David Rankin
The Prophesy of Dry Bones
Robert Steele Gallery through May 30

by Margaret Sheffield



David Rankin's new paintings are remarkable in this grimly secular city for evoking with equal conviction the unseen and the seen, the soul and the senses. This kind of balanced sensibility, T.S. Eliot told us, would cease to exist after the death of John Donne; art would thereafter be the "product of a dissociated sensibility." David Rankin proves him wrong. These beautiful paintings combine spirit, blood, memory, and imagination. They are outstanding for their quality of light and painterly bravura.

Rankin's signature style is an innovative synthesis of the Western tradition, Chinese landscape painting, and the calligraphic aboriginal art of the British-born artist's adopted country, Australia. Rankin is disarmingly modest about his originality and achievements. "As a young man in the Australian outback everything was equally relevant or irrelevant. No one had ever heard of Kenneth Noland or Frank Stella. I was free to be influenced by Rembrandt, Paul Klee, Mark Tobey, and to make scratchy calligraphic works on wood."

The painter has always been after a certain quality of light, one that he eloquently describes as "the weight of light one feels in Rembrandt." Rankin exploits the spiritual, cultural and painterly sources in his background to create works of awesome beauty; this series is entitled The Prophecy of Dry Bones.

While these works, some monumental, some intimate — were painted on a hilltop, literally on the hilly earth around St. Miguel de Allende, Mexico, they in fact go back in spiritual mood and theme to Rankin's 1991 Golgotha paintings which followed a trip to Jerusalem. There Rankin had found that for the Jews Golgotha, the hill outside Jerusalem, is the place where the Messiah's blood dropping on the ground will summon the bones of the dead to arise. Rankin made the images in the new Prophecy paintings ambiguous and non-specific: freely brushed horizontal black shapes read simultaneously as waves, terraces in a landscape like the Judean hills, or a continuum of irregular bone shapes. These rhythmic black bands also read as letters, as calligraphic marks in monumental scrolls, or, in smaller works, pages in a spiritual book.

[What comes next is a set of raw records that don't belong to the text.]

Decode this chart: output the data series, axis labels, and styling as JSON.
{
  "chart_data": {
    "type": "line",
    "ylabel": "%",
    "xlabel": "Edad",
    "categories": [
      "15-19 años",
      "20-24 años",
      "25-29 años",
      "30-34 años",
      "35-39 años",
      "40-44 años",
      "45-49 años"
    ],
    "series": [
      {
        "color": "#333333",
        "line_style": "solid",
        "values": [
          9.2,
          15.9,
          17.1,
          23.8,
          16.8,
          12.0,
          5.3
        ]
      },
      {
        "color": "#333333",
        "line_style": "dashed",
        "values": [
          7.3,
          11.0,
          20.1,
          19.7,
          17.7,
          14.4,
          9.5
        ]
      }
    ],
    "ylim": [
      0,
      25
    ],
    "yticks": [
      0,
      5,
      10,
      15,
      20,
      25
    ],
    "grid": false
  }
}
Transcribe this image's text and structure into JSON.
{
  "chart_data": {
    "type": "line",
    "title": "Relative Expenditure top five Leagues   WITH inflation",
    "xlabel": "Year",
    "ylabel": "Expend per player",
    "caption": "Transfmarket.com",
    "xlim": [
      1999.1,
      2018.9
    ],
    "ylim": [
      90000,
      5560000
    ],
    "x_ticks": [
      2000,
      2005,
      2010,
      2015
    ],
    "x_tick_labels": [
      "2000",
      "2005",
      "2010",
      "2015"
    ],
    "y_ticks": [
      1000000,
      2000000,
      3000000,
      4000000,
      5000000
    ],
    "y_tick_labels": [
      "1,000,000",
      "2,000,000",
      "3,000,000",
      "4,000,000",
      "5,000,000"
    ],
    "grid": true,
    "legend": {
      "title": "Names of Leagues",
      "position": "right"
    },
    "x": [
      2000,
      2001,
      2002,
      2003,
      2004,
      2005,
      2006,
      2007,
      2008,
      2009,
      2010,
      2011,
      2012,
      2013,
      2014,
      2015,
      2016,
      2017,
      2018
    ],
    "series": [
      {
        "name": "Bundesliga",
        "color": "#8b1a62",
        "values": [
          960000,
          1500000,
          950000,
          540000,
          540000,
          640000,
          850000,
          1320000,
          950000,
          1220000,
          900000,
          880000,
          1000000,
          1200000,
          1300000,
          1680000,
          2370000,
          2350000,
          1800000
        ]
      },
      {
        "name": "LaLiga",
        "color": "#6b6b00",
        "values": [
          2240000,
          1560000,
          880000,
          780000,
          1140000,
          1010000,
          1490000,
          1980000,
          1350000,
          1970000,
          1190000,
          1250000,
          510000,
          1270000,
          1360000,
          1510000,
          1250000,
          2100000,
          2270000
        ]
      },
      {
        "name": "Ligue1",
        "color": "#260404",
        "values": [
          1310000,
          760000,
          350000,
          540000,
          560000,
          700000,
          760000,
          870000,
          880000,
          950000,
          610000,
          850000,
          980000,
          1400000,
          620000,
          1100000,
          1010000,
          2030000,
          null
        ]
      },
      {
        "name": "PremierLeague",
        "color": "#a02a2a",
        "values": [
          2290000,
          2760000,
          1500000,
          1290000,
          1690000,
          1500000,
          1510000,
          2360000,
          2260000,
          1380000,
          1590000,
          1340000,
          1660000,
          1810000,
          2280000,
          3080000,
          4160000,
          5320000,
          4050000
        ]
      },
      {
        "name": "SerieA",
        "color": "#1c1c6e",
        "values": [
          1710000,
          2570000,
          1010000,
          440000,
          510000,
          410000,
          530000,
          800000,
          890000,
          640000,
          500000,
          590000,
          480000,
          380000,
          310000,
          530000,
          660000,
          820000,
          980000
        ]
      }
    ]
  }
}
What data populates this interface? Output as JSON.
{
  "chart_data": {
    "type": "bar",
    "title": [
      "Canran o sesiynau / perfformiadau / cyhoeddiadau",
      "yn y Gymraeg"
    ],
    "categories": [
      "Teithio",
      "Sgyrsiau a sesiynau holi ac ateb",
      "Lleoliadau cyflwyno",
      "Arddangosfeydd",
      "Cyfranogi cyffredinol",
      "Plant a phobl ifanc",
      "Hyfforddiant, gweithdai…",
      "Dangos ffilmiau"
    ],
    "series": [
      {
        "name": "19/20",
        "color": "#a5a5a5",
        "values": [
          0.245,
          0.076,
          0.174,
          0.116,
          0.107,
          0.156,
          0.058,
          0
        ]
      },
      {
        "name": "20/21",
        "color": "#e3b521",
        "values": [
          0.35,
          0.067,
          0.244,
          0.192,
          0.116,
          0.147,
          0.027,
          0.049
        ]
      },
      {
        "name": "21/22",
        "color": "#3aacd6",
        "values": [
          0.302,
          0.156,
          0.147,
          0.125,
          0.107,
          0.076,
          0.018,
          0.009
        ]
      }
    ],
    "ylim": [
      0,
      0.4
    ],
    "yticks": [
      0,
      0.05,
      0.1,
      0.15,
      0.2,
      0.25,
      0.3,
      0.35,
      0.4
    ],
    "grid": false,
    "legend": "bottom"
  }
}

The force of these paintings derives equally from their spiritual conviction and the heat and energy of the palette and the texture; reflecting the process of making them, and linking them to the stony mountain and fiery earth of the Mexican landscape (which, ironically, is very similar to that of the Judean hills.)

Rankin's virtuoso range of painterly gifts, from fragile sponged-in ochres, cobalt greens, reds, tans, and his astonishing graphic vocabulary, combine to create a quietly explosive ground, an intricate web of pigment and charcoal.

The painter brilliantly orchestrates this ground plane in dramatic counterpoint to the large-scale black "bone" or letter imagery. Rankin then creates a very subtle third "plane" which is not really a plane, but, in the artist's words, an "elision of perception," eliding or fusing the expressionist ground plane to the second plane of black calligraphic bone-marks. This third dimension, in the words of curator Michael Walls, "weeps" on a diagonal from top to bottom, for example, in Prophecy, a terra- cotta mass of color moves across, uniting different parts of the canvas.

These paintings were in Rankin's consciousness for a long time but painted in a way the artist calls Zen – "I had thought about them for five years, but painted them in Mexico in about five weeks."

The two monumental paintings at the west end of the gallery have active expressionist backgrounds which are metaphors for landscape, with a luxuriant explosion of reds, ochres, and terra- cottas evoking unbounded potentiality. A passionate energy of gestation and growth emerges through the layers of pigment

In three other works, Rankin's circular irregularly-spaced dots represent the animating Chi or life force of Chinese philosophy and landscape painting. Rankin has used these marks, as an early drawing in this exhibition shows, in exquisite, rhythmically spaced charcoal drawings.

The theme of Rankin's paintings is human destiny and spiritual awakening, dramatized in symbolic landscapes that are dry yet germinating. Rankin's bone-like imagery was partly inspired by a passage in Ezekial where the Lord calls on him to pray over the bones, so that they will hear the Lord's words, and thereafter rise up and follow the Lord to the land of Israel.

Rankin's superb line, along with his painterly and graphic touch communicate a life-giving charge from one passage to another, which vitalizes each work with strong rhythmic energy. While he adds layer after layer of paint and line to each work to increase its articulation and individuality, he does not allow this to lessen the light-emanating energy.

As opposed to what Henry Geldzahler once described as the "instant take" he demanded of a painting, Rankin's paintings read like archeological sites, forever offering up more and more to the viewer. Paul Tillich wrote in Art, Creativity, and the Sacred that genuine symbolic power in a work of art opens up its own depths, and the depths of reality as such. Rankin's poetic and philosophical rarity is in doing this.